A skeleton stood, dark armor dripping the black liquid that he had just been slouched in.
Some kind of construct? A robot? Warp powered devices were common, they generated a small hole to another dimension filled with energy and used said energy to power both the warp and whatever else it was attached to.
So did the sword sever this construct’s connection to the warp?
Or was that old man just an insane anomalous experiment conducted by different powers yet?
He considered his words carefully, this construct was showing no energy readings similar to the door and conflict was ill advised until they knew more. “I am head researcher Tyvon. Who would you be?”
The skeleton ignored him, its armor shifted slightly and one of the plates fell off into the water with a splash. “Who… Sent… You… Here…”
Tyvon considered his options, “I will answer you if you answer one of my questions first.”
The black water seemed to trail up the skeleton, leaving red streaks along the white bone.
Red. Tyvon was reminded that human blood was red. The scarlet that was pouring out of the monk’s mouth, the same color that was crawling up the construct’s legs.
“I.. Accept..” It was taking less time between words, it would be best for him to decide on a course of action while this thing was still clearly weakened.
“Why were you imprisoned here?” the real information he needed right now.
If he had time and didn’t feel his chitinous scales crawling he might have asked how it was speaking a modern language to him without connecting to his coms system. He shouldn’t be able to hear anything without it going through his helmet first, and it should come out to him as a level and monotone voice.
Not the rattling gasps that the construct spoke in.
“I. Brought. Death.” It pulled in another breath, as if through a hose. “Why. Have. You. Come.”
He decided on a half answer. “To learn of this place, why it was made and through what methods.”
“Yet. You. Destroyed. My. Throne. To. Get. A. Weapon.” Blood began trickling into the skeleton’s empty eye sockets. “You. All. Hold. The. Mark. Of. Conquerors.”
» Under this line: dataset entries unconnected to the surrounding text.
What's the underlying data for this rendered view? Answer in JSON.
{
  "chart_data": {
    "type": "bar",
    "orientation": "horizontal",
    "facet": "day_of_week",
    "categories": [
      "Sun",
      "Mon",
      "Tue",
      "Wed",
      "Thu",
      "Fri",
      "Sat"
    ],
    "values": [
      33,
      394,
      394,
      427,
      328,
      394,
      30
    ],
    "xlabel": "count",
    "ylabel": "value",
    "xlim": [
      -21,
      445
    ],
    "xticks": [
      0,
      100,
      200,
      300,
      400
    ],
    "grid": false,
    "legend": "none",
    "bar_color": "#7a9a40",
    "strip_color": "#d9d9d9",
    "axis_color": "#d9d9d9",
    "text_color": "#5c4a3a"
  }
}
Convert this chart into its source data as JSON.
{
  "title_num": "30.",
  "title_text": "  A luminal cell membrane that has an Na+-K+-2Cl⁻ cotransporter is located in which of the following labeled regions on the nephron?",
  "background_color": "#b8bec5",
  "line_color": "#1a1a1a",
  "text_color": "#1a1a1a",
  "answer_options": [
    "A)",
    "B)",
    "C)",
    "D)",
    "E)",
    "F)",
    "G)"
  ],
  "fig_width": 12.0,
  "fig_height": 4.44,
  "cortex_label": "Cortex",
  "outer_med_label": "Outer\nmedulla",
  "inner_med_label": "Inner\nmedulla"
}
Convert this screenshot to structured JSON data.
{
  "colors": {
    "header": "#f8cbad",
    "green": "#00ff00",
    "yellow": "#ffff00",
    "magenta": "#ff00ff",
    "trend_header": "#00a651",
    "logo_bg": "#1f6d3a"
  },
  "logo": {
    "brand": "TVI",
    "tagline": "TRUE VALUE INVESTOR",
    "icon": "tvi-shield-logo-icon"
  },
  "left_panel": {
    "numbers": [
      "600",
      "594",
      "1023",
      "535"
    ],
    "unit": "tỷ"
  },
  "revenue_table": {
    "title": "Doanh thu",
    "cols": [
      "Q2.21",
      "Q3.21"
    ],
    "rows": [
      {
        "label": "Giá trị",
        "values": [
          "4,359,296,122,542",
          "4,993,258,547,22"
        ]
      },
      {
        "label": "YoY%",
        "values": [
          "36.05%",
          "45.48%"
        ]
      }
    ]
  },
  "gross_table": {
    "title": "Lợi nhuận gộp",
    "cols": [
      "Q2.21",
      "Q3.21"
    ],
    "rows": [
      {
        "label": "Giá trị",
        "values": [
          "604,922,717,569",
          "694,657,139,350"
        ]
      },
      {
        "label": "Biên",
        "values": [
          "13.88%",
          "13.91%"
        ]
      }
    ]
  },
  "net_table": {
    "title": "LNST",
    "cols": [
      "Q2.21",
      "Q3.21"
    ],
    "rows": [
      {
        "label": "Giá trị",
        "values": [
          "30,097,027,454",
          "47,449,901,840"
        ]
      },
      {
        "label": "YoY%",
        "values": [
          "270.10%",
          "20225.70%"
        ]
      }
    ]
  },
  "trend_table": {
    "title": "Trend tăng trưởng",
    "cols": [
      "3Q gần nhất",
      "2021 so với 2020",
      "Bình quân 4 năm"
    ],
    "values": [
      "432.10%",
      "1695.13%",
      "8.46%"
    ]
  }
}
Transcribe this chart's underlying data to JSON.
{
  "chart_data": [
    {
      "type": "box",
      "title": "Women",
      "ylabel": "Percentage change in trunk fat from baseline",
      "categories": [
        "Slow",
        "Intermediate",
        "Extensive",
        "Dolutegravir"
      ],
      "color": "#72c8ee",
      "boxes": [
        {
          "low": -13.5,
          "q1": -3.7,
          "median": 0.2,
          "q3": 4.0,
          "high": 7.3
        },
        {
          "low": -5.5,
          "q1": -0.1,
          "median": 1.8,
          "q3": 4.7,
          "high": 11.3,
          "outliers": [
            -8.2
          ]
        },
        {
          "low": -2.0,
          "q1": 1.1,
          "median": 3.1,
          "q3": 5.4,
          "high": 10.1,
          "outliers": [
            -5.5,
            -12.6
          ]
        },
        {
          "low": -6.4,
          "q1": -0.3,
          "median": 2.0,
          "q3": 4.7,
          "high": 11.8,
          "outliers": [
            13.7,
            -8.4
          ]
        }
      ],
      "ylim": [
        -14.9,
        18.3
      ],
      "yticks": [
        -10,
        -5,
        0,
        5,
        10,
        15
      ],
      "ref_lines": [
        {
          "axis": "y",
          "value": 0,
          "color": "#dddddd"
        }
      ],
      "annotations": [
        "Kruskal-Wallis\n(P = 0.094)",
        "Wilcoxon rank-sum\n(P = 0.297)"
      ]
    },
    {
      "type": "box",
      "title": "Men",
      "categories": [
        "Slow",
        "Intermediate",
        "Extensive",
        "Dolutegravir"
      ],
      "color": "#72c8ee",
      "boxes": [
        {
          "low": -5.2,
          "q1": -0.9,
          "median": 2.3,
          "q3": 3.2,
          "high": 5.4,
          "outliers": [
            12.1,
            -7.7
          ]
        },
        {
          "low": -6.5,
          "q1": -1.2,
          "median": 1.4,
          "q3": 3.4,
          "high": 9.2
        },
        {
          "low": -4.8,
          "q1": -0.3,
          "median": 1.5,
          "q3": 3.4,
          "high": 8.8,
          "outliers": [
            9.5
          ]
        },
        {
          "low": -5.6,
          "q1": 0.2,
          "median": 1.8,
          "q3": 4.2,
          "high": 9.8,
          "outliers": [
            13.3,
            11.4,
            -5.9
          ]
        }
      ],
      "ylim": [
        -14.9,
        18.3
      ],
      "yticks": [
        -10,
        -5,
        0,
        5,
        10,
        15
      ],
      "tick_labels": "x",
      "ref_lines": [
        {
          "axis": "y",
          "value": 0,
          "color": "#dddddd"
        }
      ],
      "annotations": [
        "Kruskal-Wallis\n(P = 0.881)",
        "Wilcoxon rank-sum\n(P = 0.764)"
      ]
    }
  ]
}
That did not sound good, “All units retreat, prioritize information delivery over search and rescue.” He switched coms, “Squad, staggered formation, prepare for melee, if necessary sacrifice any members who end up grappled to score damage on the enemy.”
Then he addressed the skeleton. “What does the mark of conquerors mean?”
The grinning skeleton shifted to stare directly into Tyvon’s eyes.
“Competition.”
The walls and floors collapsed with the force of a volcano and an ocean of blood tore into the room with enough force to vaporize everything before it.
Everything other than one laughing skeleton.